BB: Have you always worked with video?

McElroy: No, my background is in old-fashioned hand-working methods—my MFA is in graphics. At the time, that meant printmaking and graphic design without computers. I still love that kind of work. In 2017, I had a pretty rough year, because I lost both my brother and my mother. But before that happened, I had been thinking about my brother and about living and dying, what that meant, and how that could be represented. I was thinking about how ephemeral life is and how light diffuses and focuses. I wanted to make things that were lit from within. In making these pieces, I taught myself how to use electronics and wire up LED lights, I made the frames, and created these layered paper pieces that had fragments of images that would be seen with light behind it. I really wanted what I got, which was difficult-to-discern images that go in and out of focus, depending on the climate and the air in the room. That’s where my interest in this kind of thing started—it was thinking about how light works.

BB: You created this show right before the COVID-19 pandemic. Do the past two years give you a new perspective? Did the pandemic change your approach to making art?

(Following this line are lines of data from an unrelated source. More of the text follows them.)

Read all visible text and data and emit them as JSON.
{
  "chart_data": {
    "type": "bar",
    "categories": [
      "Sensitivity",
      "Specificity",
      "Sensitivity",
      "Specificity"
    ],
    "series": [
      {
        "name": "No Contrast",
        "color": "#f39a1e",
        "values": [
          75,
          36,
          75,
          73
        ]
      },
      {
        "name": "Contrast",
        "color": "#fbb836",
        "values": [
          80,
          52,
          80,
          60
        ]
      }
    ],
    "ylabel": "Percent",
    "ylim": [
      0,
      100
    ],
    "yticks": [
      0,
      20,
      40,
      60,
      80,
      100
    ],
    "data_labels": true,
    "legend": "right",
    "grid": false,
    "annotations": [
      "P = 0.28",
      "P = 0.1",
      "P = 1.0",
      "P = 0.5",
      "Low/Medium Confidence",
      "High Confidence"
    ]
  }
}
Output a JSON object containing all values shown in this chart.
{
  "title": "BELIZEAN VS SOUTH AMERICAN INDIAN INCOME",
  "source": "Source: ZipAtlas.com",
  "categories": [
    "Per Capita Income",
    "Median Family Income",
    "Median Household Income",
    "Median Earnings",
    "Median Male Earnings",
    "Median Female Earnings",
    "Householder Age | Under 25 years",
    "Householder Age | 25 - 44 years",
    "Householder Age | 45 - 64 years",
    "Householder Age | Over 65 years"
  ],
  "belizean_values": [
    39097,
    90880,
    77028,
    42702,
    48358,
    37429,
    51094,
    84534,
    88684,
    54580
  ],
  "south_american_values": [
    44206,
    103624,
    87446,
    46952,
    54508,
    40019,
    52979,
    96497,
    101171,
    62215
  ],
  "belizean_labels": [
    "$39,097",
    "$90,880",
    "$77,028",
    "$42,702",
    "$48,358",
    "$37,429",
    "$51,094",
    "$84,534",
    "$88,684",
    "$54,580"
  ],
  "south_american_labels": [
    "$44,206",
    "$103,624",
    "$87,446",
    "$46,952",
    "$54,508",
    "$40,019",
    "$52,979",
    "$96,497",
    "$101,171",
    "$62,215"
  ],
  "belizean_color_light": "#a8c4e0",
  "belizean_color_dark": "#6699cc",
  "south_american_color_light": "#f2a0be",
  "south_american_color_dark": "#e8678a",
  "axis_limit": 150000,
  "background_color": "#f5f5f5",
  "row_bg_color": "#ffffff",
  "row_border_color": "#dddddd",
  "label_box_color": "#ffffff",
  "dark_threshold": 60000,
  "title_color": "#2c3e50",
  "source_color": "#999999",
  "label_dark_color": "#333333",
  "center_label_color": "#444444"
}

McElroy: Yes and no. I don't think the pandemic is responsible for the shift in my interests. But I can see how the necessity to isolate has made my thoughts turn inward. The pandemic also requires and continues to require a lot of courage and resilience; that, too, has changed the way we think about everything in some way. The pandemic has made me think a lot about how we fill ourselves up with energy, and how we recognize when we’re depleted, and then we refill ourselves and establish our own sense of kindness and empathy towards ourselves and other people. I don't think that's literally in my work, but it's in my practice.

BB: How does your work as an artist influence your role as a professor?

McElroy: It's vital. I think any professor would say that if they're not engaged in their field, they can't be a good teacher. I talk pretty directly to students about how we maintain the things we love under these circumstances. I have to assume that the students love making art as much as I do. How do we sustain that? So, I developed some ways of keeping on that worked for me, and I talk to the students about it. Right now, I'm teaching the senior project class, which is the capstone for all our majors. We're having a lot of one-on-one conversations, and with many of them I reference to my own experiences as an artist. With art, you impart your thinking – you communicate a feeling, an idea, a question. But to do that, the artist has to assume that there will be someone looking at this one day and speak to that person. For me, the process of communication through visual means involves a combination of intellect and instinct.

BB: What do you hope people glean from the show?

McElroy: I hope they are intrigued by the stories being told. I hope there will be something they take away and think about again. I hope they feel like they entered a moment in the dream world.